Ørn wasn’t with them on this particular day. Little Eagle was sick. At least they said he was sick. The thought of Ørn bothered Jonas. The forest wasn’t the same without Ørn.
What sort of sound does a dragon make?
It was a hot day, hotter than the day before, and while one of the fathers was telling off a couple of the bigger boys for setting light to a clump of heather — ‘Fire is dangerous, boys; remember what just happened at the Coliseum cinema!’ — Jonas wandered about on his own, first playing at Robin Hood, with a long staff in his hands, then Tarzan: Tarzan heading deeper and deeper into the jungle. But he missed Little Eagle, and this niggled at him, turned him into a very destructive Tarzan, a king of the jungle who made ferocious swipes with his staff, knocking the top off bush after bush — gorillas, actually — while trying to find a suitable heroic deed to commit. And then there it was, his chance, dead ahead of him: a weeping woman in a ripped safari suit with her foot caught between the roots of a fir tree and a large rock. Jonas — or rather, Tarzan — had to roll the rock away, and there was no time to waste: for a lion, or better still, a fearsome dragon with slavering jaws was closing in on the woman. ‘Courage, noble maid,’ Jonas muttered and set his hip against the rock, it wobbled back and forth, but he still couldn’t budge it, or only very little.
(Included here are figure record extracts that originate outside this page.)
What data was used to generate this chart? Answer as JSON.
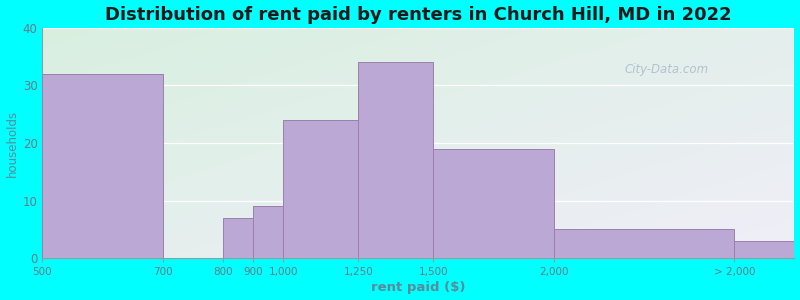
{
  "title": "Distribution of rent paid by renters in Church Hill, MD in 2022",
  "xlabel": "rent paid ($)",
  "ylabel": "households",
  "bar_color": "#BBA8D4",
  "bar_edge_color": "#9B7FAD",
  "background_outer": "#00FFFF",
  "background_top_left": "#D8F0E0",
  "background_bottom_right": "#F0EEF8",
  "ylim": [
    0,
    40
  ],
  "yticks": [
    0,
    10,
    20,
    30,
    40
  ],
  "watermark": "City-Data.com",
  "title_fontsize": 13,
  "axis_label_color": "#5B8A9A",
  "tick_label_color": "#6A7A85",
  "tick_positions": [
    0.0,
    2.0,
    3.0,
    3.5,
    4.0,
    5.25,
    6.5,
    8.5,
    11.5
  ],
  "tick_labels": [
    "500",
    "700",
    "800",
    "900",
    "1,000",
    "1,250",
    "1,500",
    "2,000",
    "> 2,000"
  ],
  "bar_lefts": [
    0.0,
    3.0,
    3.5,
    4.0,
    5.25,
    6.5,
    8.5,
    11.5
  ],
  "bar_rights": [
    2.0,
    3.5,
    4.0,
    5.25,
    6.5,
    8.5,
    11.5,
    12.5
  ],
  "bar_heights": [
    32,
    7,
    9,
    24,
    34,
    19,
    5,
    3
  ],
  "xlim": [
    0,
    12.5
  ]
}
He took his staff, stuck one end well under the stone and rested the other on a nearby hummock, to act as a lever, and when Jonas bore down on the other end he was quite surprised to find how easily the rock allowed itself to be dislodged, along with a fair amount of soil, a great clump, before rolling thunderously down the south-facing slope, leaving behind it a gaping hole.
Jonas knew right away: he had unearthed hidden treasure just as Oscar Wergeland, his maternal grandfather, had done in his youth. There was a smell of gunpowder, a smell of raw earth, a smell of gold.
He got down on his knees and peeked into the hole — possibly half-expecting to be disappointed — then he started back, just as he would do later in life when unexpectedly confronted with television footage of operations, shots of the brain or glistening intestines staring him in the face. A dragon’s lair, that’s what it must be: the thought flashed through his mind. There was an infernal roaring in his ears, but he wasn’t sure that he had heard anything roar.
After the initial shock he simply kneeled there, staring. He could see deep into the heart of the tree root. Eventually, he realized what it reminded him of, this thing down in the depths: it reminded him of his mother’s brooch. And I really ought to say a few words here about this jewel, since it played such an important part in Jonas Wergeland’s life. Children have a unique capacity for being fascinated by things, for regarding — for inexplicable reasons — certain objects as magical. For an Albert Einstein, it was a compass, for others it might be a special stone. For Jonas Wergeland, it was a silver brooch.